分级结构AgAu纳米合金用于高效电催化乙醇氧化

doi:10.1016/S1872-2067(21)63895-0

催化学报 ›› 2022, Vol. 43 ›› Issue (3): 851-861.DOI: 10.1016/S1872-2067(21)63895-0

分级结构AgAu纳米合金用于高效电催化乙醇氧化

王彩琴^a^,^b, Danil Bukhvalov^a, M. Cynthia Goh^b^,^#(), 杜玉扣^c, 杨小飞^a^,^*()

^a南京林业大学理学院, 材料物理化学研究所, 江苏南京 210037, 中国
^b多伦多大学化学系, 多伦多, 加拿大
^c苏州大学材料与化学化工学部, 江苏苏州 215123, 中国

收稿日期:2021-06-02 修回日期:2021-06-02 出版日期:2022-03-18 发布日期:2022-02-18
通讯作者: M. Cynthia Goh,杨小飞
基金资助:
江苏省自然科学基金(BK20190762);南京林业大学杰出青年基金(JC2019002)

Hierarchical AgAu alloy nanostructures for highly efficient electrocatalytic ethanol oxidation

Caiqin Wang^a^,^b, Danil Bukhvalov^a, M. Cynthia Goh^b^,^#(), Yukou Du^c, Xiaofei Yang^a^,^*()
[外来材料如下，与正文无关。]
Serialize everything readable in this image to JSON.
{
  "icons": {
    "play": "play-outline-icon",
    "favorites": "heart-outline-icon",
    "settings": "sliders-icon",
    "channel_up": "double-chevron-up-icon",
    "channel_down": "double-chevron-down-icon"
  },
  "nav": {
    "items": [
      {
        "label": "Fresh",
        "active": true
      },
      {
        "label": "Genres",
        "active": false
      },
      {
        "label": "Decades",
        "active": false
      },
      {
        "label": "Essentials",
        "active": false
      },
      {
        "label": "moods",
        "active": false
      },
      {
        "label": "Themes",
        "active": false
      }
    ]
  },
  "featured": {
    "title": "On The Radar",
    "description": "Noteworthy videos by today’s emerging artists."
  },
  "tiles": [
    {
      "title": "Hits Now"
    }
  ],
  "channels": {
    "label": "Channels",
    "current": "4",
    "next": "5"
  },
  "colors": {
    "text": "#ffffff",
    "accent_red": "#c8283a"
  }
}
^aCollege of Science & Institute of Materials Physics and Chemistry, Nanjing Forestry University, Nanjing 210037, Jiangsu, China
^bDepartment of Chemistry, University of Toronto, Toronto, Canada
^cCollege of Chemistry, Chemical Engineering and Materials Science, Soochow University, Suzhou 215123, Jiangsu, China

Received:2021-06-02 Revised:2021-06-02 Online:2022-03-18 Published:2022-02-18
Contact: M. Cynthia Goh, Xiaofei Yang
Supported by:
Natural Science Foundation of Jiangsu Province(BK20190762);Science Fund for Distinguished Young Scholars, Nanjing Forestry University(JC2019002)

摘要/Abstract

摘要：

乙醇由于具有无毒、理论能量密度高、易存储等优点, 被广泛用于直接醇类燃料电池研究. 乙醇电氧化是直接醇类燃料电池中重要的阳极反应, 通常涉及C1和C2反应路径. C1路径中乙醇分子主要转化成二氧化碳, 但该过程涉及C‒C键断裂, 会有CO_ad和CH(x)_ad等中间体产生; C2路径中乙醇分子转化成乙醛, 最终转化成乙酸或乙酸根. 为提升醇类氧化反应效率, 通常在电池阳极上负载Pt, 使乙醇发生C1路径电氧化. 然而, C1反应路径产生的中间产物CO_ad容易使Pt发生毒化而失活, 进而导致乙醇电氧化反应动力学不足. 因此, 开发高效的阳极催化剂是推动直接醇类燃料电池发展的关键因素之一. 研究表明, 具有纳米尺寸的Au粒子能催化乙醇氧化反应, 尤其在碱性条件下, Au纳米材料的催化活性甚至能超过Pt(表现为峰电流); 而且乙醇在Au上的电氧化反应遵循C2路径, 避免了催化剂因中间体中毒而失活.
本文采用部分置换法合成具有分级结构的AgAu合金纳米结构催化剂, 扫描电子显微镜结果表明, 通过调控置换反应时间可以获得不同精细结构的AgAu合金纳米催化剂. 电化学性能测试结果表明, 不同置换时间制备出的AgAu合金纳米材料对乙醇电氧化反应的催化性能差异较大, 置换时间为40 min时得到的AgAu-40纳米粒子表现出最佳的电催化乙醇氧化活性, 其峰电流密度高达1834 mA mg^‒1, 超过了传统的JM-Pt/C (1574 mA mg^‒1). 高分辨透射电镜以及电子能谱分析结果表明, AgAu-40纳米粒子边缘具有互相交错的纳米齿状结构, 且大部分Au原子均匀分布在纳米分级结构AgAu合金表面, 从而暴露出更多的Au催化活性位点.
为进一步阐明纳米材料表面构型对其催化性能的影响, 本文通过密度泛函理论计算研究了不同表面态的催化反应动力学. 根据原子吸收光谱检测得到的AgAu-40合金中Ag和Au的载量比, 建立了两种AgAu晶胞模型: 一种为表面无缺陷的晶胞, 另一种为表面含齿状缺陷(台阶)的晶胞. 基于Au纳米材料在碱性条件下乙醇电催化氧化反应机理, 计算出乙醇分子在Au(111)活性晶面上产生不同活性物种的反应自由能. 结果表明, 相比于无表面缺陷的构型, 乙醇在有缺陷的AgAu晶胞表面的反应自由能降低, AgAu合金的形成能也相对较低, 其中在AgAu-40上的反应自由能和形成能最低.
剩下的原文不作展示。